The flow shock had an immediate impact on the price: Bitcoin fell from an October peak of 126,000 to 83,461 on November 21, 2025, an approximate correction of 27% from the recent high. Despite the intense capital withdrawal, the cumulative net inflows balance into ETFs for the year still amounts to $57.4 billion, attesting that institutional adoption has been significant during 2025.

In parallel, some institutions maintained or increased positions; a university increased its stake in IBIT by 257%. A rotation within the crypto ecosystem was also observed: Ethereum ETFs had mixed movements —a one-off outflow of $428.52 million on October 13 and significant inflows of $2.8 billion in August— and Solana ETFs recorded smaller inflows, of $14.9 million in early November, indicating tactical diversification searches by managers.

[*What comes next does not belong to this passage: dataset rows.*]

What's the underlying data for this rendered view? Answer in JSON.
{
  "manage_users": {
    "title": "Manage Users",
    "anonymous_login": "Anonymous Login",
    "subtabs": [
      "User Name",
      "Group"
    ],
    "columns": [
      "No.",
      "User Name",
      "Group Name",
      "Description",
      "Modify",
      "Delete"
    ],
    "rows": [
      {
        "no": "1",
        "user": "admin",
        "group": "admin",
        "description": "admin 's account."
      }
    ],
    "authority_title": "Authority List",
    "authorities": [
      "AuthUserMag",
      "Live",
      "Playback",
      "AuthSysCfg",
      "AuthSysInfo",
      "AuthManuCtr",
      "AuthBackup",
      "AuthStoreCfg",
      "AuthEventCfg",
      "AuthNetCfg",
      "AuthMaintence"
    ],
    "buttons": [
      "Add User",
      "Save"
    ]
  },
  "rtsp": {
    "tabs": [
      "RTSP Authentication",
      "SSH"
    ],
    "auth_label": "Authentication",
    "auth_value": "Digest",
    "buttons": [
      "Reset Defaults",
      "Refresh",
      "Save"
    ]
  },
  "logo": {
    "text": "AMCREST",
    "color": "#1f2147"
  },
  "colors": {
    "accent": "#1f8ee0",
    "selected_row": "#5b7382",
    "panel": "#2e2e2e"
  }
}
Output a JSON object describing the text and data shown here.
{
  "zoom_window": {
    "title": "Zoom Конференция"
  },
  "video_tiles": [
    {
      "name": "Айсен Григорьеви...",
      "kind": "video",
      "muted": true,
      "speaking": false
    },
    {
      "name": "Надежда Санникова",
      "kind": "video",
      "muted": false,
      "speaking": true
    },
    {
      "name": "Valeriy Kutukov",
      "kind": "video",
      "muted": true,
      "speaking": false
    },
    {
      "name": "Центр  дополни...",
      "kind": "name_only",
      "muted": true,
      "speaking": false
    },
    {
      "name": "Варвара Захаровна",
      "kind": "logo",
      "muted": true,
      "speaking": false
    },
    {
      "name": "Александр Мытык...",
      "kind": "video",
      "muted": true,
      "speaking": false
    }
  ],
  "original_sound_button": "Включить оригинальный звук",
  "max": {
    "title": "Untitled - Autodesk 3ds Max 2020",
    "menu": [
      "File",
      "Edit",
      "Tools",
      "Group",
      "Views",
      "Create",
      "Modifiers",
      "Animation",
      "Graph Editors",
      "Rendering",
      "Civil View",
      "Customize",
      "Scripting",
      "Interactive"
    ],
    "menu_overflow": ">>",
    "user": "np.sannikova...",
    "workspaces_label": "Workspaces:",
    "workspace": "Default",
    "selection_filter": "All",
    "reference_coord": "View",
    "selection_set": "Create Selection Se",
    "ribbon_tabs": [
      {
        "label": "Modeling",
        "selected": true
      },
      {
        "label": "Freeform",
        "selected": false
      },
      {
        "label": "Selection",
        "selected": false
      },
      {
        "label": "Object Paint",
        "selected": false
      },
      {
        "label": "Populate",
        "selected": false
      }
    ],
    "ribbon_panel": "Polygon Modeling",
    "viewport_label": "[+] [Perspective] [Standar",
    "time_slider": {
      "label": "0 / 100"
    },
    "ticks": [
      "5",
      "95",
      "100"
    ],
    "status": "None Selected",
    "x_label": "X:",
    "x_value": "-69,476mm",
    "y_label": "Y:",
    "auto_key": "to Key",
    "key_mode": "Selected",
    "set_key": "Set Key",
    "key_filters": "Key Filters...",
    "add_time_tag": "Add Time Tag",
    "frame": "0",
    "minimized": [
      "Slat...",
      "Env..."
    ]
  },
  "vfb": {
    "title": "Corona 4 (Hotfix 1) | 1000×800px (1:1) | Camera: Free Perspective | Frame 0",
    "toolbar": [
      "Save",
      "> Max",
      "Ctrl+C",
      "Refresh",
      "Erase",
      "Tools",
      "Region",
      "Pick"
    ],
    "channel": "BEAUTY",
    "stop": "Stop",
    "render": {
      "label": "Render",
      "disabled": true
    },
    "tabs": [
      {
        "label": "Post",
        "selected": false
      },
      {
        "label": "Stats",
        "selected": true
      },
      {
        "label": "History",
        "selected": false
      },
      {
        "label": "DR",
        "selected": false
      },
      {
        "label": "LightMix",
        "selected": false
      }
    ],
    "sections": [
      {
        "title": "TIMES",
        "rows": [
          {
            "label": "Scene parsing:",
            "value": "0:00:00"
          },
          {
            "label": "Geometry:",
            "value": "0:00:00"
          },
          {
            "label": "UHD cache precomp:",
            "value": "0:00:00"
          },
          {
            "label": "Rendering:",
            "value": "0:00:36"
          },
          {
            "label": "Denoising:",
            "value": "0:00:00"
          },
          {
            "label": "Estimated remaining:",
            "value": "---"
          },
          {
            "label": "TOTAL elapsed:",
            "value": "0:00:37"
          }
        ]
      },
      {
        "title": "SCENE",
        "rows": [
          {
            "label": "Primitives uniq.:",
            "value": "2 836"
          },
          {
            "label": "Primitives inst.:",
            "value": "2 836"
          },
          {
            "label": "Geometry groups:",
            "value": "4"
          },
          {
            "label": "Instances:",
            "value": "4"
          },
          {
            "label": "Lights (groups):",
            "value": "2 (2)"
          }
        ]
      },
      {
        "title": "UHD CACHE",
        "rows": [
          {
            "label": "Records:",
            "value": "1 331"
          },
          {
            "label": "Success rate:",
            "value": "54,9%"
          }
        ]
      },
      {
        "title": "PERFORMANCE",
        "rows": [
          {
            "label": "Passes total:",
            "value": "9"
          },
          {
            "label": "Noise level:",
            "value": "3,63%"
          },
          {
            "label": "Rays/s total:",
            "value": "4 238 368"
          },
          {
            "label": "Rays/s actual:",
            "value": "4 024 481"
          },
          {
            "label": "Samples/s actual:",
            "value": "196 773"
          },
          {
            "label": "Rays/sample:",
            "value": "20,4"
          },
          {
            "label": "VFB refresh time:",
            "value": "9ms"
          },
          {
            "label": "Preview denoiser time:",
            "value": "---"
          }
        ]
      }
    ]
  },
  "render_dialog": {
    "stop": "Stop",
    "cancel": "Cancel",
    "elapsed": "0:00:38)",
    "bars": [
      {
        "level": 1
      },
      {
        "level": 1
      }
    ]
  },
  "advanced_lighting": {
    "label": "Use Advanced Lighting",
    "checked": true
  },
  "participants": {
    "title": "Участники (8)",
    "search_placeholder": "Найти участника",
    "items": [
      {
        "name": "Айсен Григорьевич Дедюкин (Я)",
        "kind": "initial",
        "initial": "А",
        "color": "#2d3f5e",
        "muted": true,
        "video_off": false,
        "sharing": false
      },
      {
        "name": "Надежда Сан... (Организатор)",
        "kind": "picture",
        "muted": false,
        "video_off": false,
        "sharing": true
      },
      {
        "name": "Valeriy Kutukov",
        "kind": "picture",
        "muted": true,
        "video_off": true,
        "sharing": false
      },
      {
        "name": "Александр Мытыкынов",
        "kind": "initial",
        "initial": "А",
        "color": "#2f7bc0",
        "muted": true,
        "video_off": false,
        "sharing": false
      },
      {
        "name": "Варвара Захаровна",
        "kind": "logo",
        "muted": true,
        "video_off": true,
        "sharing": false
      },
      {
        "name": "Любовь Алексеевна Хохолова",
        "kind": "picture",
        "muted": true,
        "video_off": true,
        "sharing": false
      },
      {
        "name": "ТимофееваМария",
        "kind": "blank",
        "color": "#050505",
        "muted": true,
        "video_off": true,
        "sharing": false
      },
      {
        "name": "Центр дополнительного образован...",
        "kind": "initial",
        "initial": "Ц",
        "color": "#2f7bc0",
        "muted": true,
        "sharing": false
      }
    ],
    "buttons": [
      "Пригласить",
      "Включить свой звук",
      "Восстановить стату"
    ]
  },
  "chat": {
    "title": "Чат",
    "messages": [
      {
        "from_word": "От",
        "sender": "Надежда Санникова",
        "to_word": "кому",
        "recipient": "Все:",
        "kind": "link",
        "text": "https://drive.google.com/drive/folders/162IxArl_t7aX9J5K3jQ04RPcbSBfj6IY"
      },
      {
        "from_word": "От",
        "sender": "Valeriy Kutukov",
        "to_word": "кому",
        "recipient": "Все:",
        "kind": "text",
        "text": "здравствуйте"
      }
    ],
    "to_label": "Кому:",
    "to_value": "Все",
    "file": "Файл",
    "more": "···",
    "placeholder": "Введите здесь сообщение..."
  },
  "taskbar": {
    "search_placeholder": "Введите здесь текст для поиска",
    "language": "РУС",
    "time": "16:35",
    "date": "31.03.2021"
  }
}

Causes and technical signals

The pullback responds to a conjunction of macro and technical factors. Expectations about monetary policy changed: the probability of a rate cut in December fell to approximately 50%, which directly affects the appetite for risk assets. Markets were also weighed down by general risk aversion and profit-taking by institutional investors.

On the technical side, signals emerged that intensified selling pressure. The appearance of a “death cross” —a crossover in which a short-term moving average falls below a long-term one— is usually interpreted as a bearish signal. In addition, overbought levels, high open interest and positive funding rates made Bitcoin vulnerable to rapid liquidations.

The November episode underscores the sensitivity of U.S. spot Bitcoin ETFs to rapid changes in sentiment and macroeconomic conditions; the next milestone to watch will be the Federal Reserve decision in December and the fund flows that accompany it, which will determine whether the market begins to stabilize or continues the capital reallocation.